Make sure you have the right kind of computer hardware to run the EMR software. We run our system with about 65 computer stations and they’re spread throughout our facility. We had to make sure they were all talking to each other because that’s the only way you can pull off a system like this. The infrastructure has to be in place before you can even begin implementing an EMR, which means your existing medical processes have to be logical and well thought-out, because the last thing you want to do is program your chaotic system into a computer. The underlying problems will remain.

The RFP must contain well-written specifications and you must distinguish what you need from what you want. What often happens is that computer companies respond to a poorly-written RFP and they promise you the moon. The county officials get together and tell the company what they want, and these companies say, ‘Not a problem. We can do that.’ But all that comes out of both financial and timeline costs.

There needs to be a clear end-result in the minds of those overseeing the procurement process. I’ve seen correctional agencies get in trouble in this area because the computer companies are happy to take your money in a ‘consulting’ role. The administrators don’t realize how fast they are burning through their money and, all of a sudden, they’re at the end of their budgets, the computer programmers aren’t finished, and you don’t have a system ready. On top of this, there’s the question of how do you set up the medical delivery process, and how do you do that so efficiency is increased? You can actually reverse-engineer your process and slow your staff down. Sensitivity to efficiency and ergonomic issues is critical.

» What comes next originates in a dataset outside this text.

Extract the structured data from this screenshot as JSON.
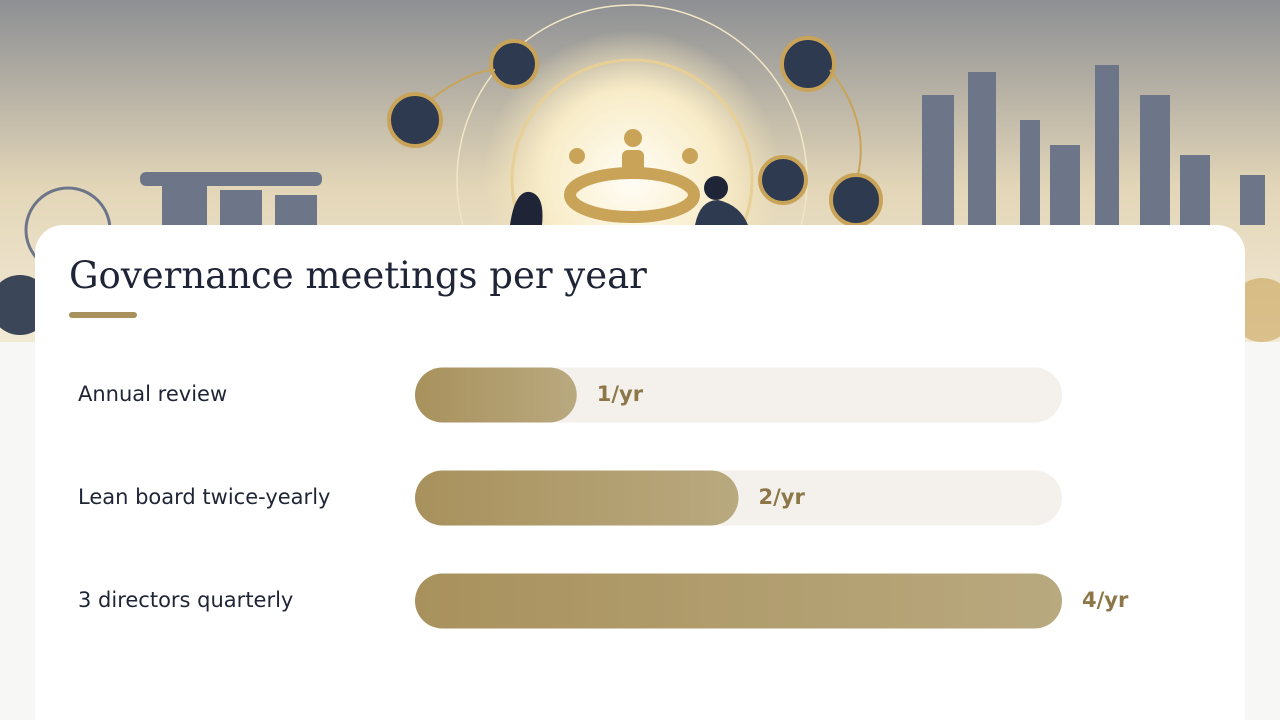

It’s not that we were brilliant. We were just on the leading edge of a technology that’s only new to corrections. We’re not a lone voice in the wilderness, and we’re certainly not the only ones to pull off a customized system. The software we use is also in use in all the eastern prisons run by the Texas Department of Criminal Justice. I’ve also heard that New Jersey is doing good things, though I haven’t seen their system in person. There are a lot of correctional agencies implementing EMRs right now, and because they’ve been able to learn from others, they’re doing a good job. That’s going to continue.